Manuela Riegler

Personal information
- Nationality: Austrian
- Born: 15 June 1974 (age 52) Schwarzach im Pongau, Austria

Sport
- Country: Austria
- Sport: Snowboarding

Medal record
Women's snowboarding
Representing Austria
World Championships
| Gold medal – first place | 2005 Whistler | Parallel giant slalom |
| Silver medal – second place | 1996 Lienz | Giant slalom |
| Silver medal – second place | 1997 Innichen | Snowboard cross |
| Bronze medal – third place | 2001 Madonna di Campiglio | Parallel giant slalom |

= Manuela Riegler =

Austrian snowboarder (born 1974)

Manuela Riegler (born 15 June 1974) is an Austrian snowboarder.

She was born in Schwarzach im Pongau, and is a sister of Claudia Riegler. She competed in women's parallel giant slalom at the 2002 Winter Olympics, and she competed at the 2006 Winter Olympics, in parallel giant slalom.
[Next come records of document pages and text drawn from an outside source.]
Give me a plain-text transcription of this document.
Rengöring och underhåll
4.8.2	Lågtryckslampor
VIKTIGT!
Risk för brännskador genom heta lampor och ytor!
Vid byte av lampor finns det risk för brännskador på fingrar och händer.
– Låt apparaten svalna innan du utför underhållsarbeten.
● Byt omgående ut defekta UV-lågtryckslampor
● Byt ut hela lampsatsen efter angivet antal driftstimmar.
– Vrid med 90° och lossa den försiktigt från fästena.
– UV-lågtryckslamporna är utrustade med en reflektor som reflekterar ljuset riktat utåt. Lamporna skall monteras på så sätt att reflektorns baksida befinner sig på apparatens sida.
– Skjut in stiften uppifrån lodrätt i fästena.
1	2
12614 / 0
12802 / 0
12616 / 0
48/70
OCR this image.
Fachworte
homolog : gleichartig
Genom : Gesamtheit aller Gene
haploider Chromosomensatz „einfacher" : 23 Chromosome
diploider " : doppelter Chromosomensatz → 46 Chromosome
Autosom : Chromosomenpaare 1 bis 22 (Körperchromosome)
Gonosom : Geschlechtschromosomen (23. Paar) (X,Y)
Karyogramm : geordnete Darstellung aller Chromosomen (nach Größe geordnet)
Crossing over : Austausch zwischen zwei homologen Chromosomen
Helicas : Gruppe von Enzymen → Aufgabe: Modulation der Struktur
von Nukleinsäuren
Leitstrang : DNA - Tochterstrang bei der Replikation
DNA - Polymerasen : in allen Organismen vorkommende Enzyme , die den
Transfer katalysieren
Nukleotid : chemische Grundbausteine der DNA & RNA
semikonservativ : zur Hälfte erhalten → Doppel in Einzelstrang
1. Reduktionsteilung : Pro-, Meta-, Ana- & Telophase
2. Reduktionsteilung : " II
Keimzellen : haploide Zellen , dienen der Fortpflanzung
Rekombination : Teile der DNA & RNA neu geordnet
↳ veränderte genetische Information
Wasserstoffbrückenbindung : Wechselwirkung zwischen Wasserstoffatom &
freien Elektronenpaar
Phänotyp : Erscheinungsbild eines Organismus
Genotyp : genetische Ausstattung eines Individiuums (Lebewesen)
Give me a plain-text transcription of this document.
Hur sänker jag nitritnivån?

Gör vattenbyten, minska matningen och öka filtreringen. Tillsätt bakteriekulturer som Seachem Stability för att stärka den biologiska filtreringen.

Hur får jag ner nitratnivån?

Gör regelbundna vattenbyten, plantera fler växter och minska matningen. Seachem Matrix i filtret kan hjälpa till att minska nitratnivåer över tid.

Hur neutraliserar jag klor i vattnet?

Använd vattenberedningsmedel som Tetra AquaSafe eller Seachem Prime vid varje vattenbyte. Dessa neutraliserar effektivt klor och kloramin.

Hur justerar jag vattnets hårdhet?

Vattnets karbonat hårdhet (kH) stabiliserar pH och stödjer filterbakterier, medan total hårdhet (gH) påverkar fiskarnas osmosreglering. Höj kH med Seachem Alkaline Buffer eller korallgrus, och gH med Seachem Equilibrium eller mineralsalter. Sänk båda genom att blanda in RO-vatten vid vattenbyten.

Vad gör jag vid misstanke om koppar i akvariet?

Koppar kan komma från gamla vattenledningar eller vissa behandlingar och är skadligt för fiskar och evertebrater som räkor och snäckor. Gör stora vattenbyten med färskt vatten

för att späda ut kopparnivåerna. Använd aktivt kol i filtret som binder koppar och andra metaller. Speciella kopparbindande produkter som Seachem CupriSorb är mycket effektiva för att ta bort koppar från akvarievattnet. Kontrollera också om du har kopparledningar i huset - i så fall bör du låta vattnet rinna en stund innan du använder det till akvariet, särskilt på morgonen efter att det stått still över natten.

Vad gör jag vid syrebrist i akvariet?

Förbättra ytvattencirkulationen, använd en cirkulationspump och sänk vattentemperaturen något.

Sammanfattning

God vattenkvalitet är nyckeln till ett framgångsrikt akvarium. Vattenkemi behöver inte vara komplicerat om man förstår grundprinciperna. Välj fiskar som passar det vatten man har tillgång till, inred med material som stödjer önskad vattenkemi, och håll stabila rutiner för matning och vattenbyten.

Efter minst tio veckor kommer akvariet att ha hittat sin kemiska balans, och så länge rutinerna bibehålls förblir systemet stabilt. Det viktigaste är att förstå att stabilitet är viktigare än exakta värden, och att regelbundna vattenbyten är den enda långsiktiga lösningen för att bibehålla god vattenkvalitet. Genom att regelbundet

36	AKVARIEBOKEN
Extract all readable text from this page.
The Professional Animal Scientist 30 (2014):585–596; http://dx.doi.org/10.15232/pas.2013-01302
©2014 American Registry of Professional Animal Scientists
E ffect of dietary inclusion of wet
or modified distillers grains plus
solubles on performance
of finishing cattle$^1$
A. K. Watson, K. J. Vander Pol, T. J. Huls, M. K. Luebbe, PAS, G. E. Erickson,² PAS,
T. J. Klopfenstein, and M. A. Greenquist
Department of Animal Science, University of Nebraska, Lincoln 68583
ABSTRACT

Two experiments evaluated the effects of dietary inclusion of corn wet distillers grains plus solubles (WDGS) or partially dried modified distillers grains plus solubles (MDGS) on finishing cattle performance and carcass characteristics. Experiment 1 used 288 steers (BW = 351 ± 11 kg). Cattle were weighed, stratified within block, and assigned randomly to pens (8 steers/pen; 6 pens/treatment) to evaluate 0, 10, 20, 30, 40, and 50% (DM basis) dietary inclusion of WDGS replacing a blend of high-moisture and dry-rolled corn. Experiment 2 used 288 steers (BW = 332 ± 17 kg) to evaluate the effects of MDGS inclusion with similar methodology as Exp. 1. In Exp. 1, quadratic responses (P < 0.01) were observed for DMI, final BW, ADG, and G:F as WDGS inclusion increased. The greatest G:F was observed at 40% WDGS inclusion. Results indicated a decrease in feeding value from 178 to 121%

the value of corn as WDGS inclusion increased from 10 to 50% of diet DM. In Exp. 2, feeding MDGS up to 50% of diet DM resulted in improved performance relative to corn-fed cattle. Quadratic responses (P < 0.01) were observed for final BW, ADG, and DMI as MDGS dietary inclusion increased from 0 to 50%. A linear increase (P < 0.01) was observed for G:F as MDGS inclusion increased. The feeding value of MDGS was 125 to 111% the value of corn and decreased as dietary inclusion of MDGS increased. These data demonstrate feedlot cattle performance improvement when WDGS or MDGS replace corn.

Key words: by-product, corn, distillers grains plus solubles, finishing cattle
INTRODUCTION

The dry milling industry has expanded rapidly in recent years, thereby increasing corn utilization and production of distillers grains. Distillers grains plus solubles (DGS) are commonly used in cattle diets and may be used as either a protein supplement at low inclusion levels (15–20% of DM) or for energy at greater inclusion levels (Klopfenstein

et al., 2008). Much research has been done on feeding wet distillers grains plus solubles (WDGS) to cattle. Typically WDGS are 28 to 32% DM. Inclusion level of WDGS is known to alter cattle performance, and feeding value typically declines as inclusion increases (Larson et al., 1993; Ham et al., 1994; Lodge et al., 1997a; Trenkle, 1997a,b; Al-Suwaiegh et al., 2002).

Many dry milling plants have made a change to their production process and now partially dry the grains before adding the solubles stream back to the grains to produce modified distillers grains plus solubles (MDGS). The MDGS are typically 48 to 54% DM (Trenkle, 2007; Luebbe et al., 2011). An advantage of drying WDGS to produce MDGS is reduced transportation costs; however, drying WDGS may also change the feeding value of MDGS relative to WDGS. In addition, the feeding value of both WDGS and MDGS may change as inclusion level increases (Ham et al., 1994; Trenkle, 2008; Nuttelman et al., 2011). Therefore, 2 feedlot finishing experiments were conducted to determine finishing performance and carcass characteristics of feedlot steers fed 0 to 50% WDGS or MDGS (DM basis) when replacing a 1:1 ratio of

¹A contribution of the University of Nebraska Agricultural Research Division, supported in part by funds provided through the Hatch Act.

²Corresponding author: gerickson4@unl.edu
She won a silver medal in giant slalom at the FIS Snowboarding World Championships 1996, a silver medal in snowboard cross at the FIS Snowboarding World Championships 1997, a bronze medal in parallel giant slalom at the FIS Snowboarding World Championships 2001, and a gold medal in parallel giant slalom at the FIS Snowboarding World Championships 2005.